A Amnistia Internacional vai reunir jovens de diferentes pontos do país, entre os 14 e os 24 anos, para analisar o impacto da desinformação, das narrativas de ódio e dos discursos de medo no crescimento do autoritarismo.

A 28.ª edição do EJA — Encontro de Jovens Ativistas realiza-se entre 2 e 6 de setembro de 2026, na Serra da Estrela. Ao longo de cinco dias, os participantes serão convidados a refletir sobre a forma como determinadas narrativas dividem comunidades, criam fronteiras entre “nós” e “eles” e contribuem para colocar direitos fundamentais em risco.

Num contexto marcado pela propagação acelerada de conteúdos falsos ou manipulados, a organização pretende proporcionar aos jovens ferramentas para reconhecerem estas dinâmicas e compreenderem como podem ser utilizadas para justificar o controlo social, silenciar vozes críticas e concentrar o poder.

“Num momento em que crescem discursos de medo, divisão e desinformação, o EJA propõe-se ser um espaço onde podemos compreender melhor estas dinâmicas e refletir sobre o papel do ativismo na defesa dos direitos humanos”, afirma Matia Losengo, da Amnistia Internacional.

Segundo o responsável, as narrativas que procuram separar pessoas e comunidades são frequentemente utilizadas para enfraquecer direitos e legitimar práticas autoritárias.

Aprender a identificar e desconstruir narrativas

O programa combina a apresentação do trabalho desenvolvido pela Amnistia Internacional com testemunhos de ativistas, sessões interativas, debates e espaços de reflexão crítica. Estão igualmente previstos momentos informais de convívio e partilha entre os participantes.

As atividades seguem os princípios da educação não formal e incluem discussões em plenário, trabalhos de grupo, exercícios experienciais, reflexões individuais e análise crítica de narrativas.
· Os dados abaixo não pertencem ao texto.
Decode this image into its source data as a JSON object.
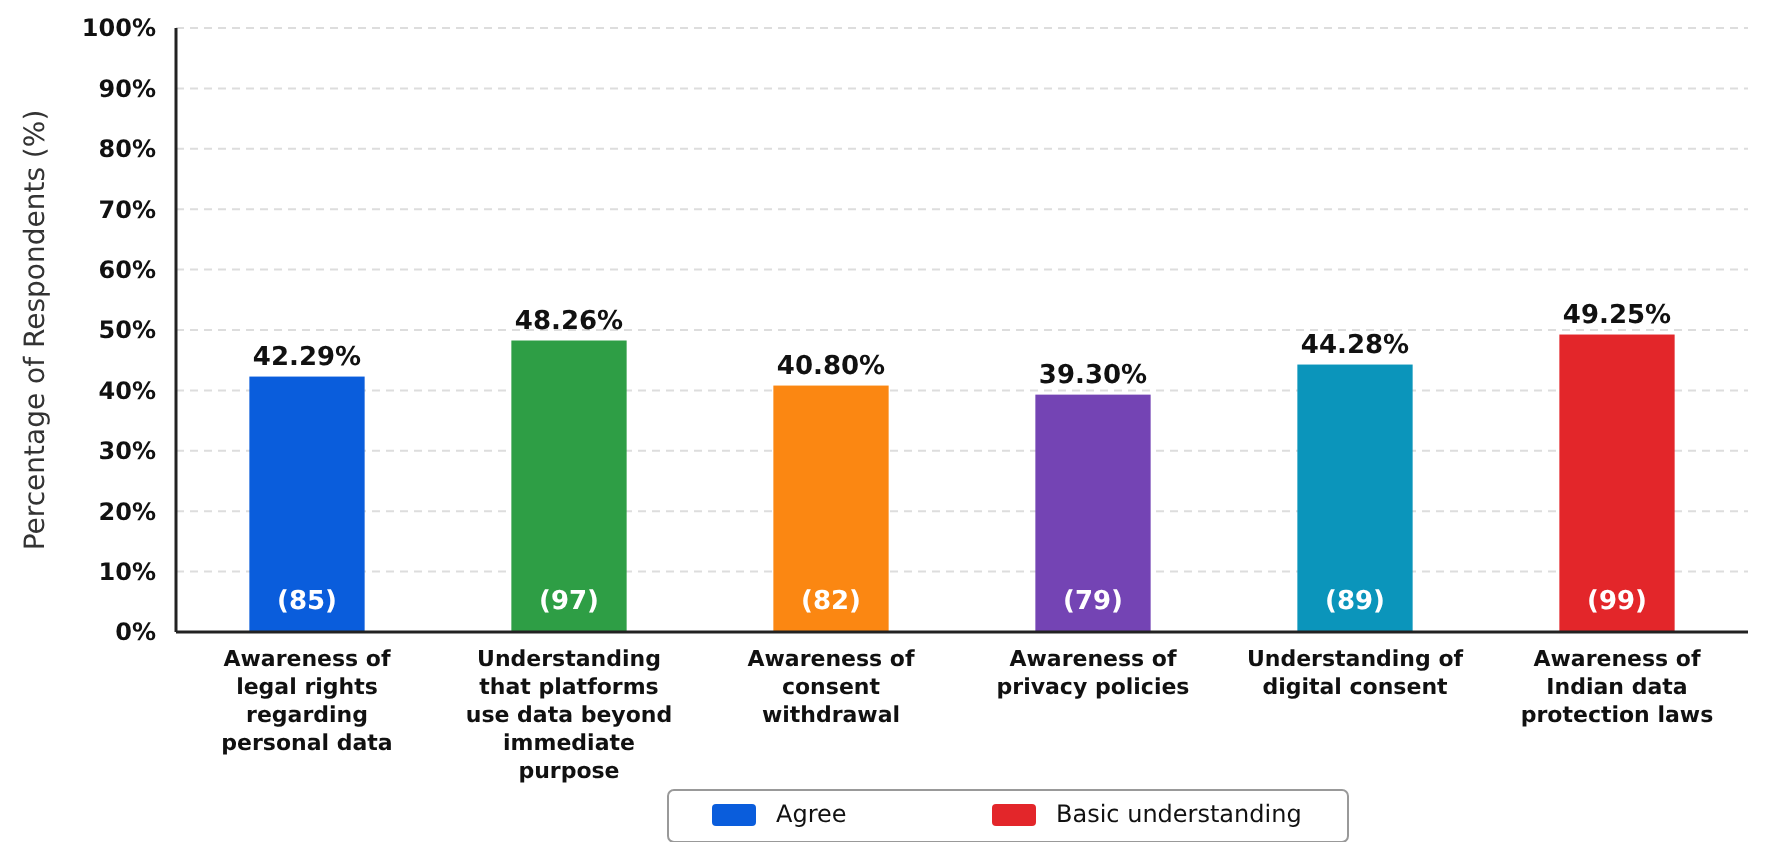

A metodologia procura estimular a participação ativa dos jovens, colocando-os no centro do processo de aprendizagem.

O encontro pretende também discutir o papel do ativismo juvenil na construção de sociedades mais justas e na proteção de pessoas perseguidas pela sua identidade, pelas suas convicções ou pelas causas que defendem.

“Em muitos lugares do mundo há pessoas que continuam a ser alvos por quem são ou pelo que defendem. Mas também há ativistas, muitos deles jovens, que questionam, resistem e querem contribuir para uma sociedade mais justa. É importante aproveitar e potenciar esse ativismo”, sustenta Matia Losengo.

Mais de dois mil jovens participaram no EJA

Organizado há mais de 25 anos, o EJA chega em 2026 à sua 28.ª edição. De acordo com a Amnistia Internacional, mais de dois mil jovens já participaram no encontro, mantendo-se muitos deles posteriormente ligados ao ativismo, à participação cívica e à defesa dos direitos humanos nas escolas, nas comunidades e nos seus percursos pessoais e profissionais.

O programa decorre durante os cinco dias, incluindo atividades noturnas, embora reserve períodos para pausas, descanso e interação informal.

Após o encontro, os participantes podem continuar ligados à Amnistia Internacional individualmente, através do MAPA — uma comunidade de WhatsApp destinada a jovens ativistas —, ou coletivamente, integrando grupos existentes em 14 distritos ou criando novos núcleos de ativismo.

Fundo EJA procura tornar encontro mais inclusivo

A edição de 2026 fica também marcada pela criação do Fundo EJA, uma iniciativa destinada a apoiar a continuidade do projeto e a facilitar a participação de jovens que enfrentem dificuldades económicas.

Os contributos podem financiar a participação de jovens, apoiar atividades específicas do programa ou funcionar como donativos estruturantes da edição. O objetivo, segundo a organização, é reforçar a inclusão e evitar que as condições económicas impeçam alguém de participar.

Num tempo em que as redes sociais ampliam tanto o acesso à informação como a circulação de conteúdos enganosos e discursos polarizadores, o EJA procura transformar o pensamento crítico em participação cívica. A proposta é preparar uma nova geração de ativistas para reconhecer, questionar e desconstruir as narrativas que ameaçam os direitos humanos e a vida democrática.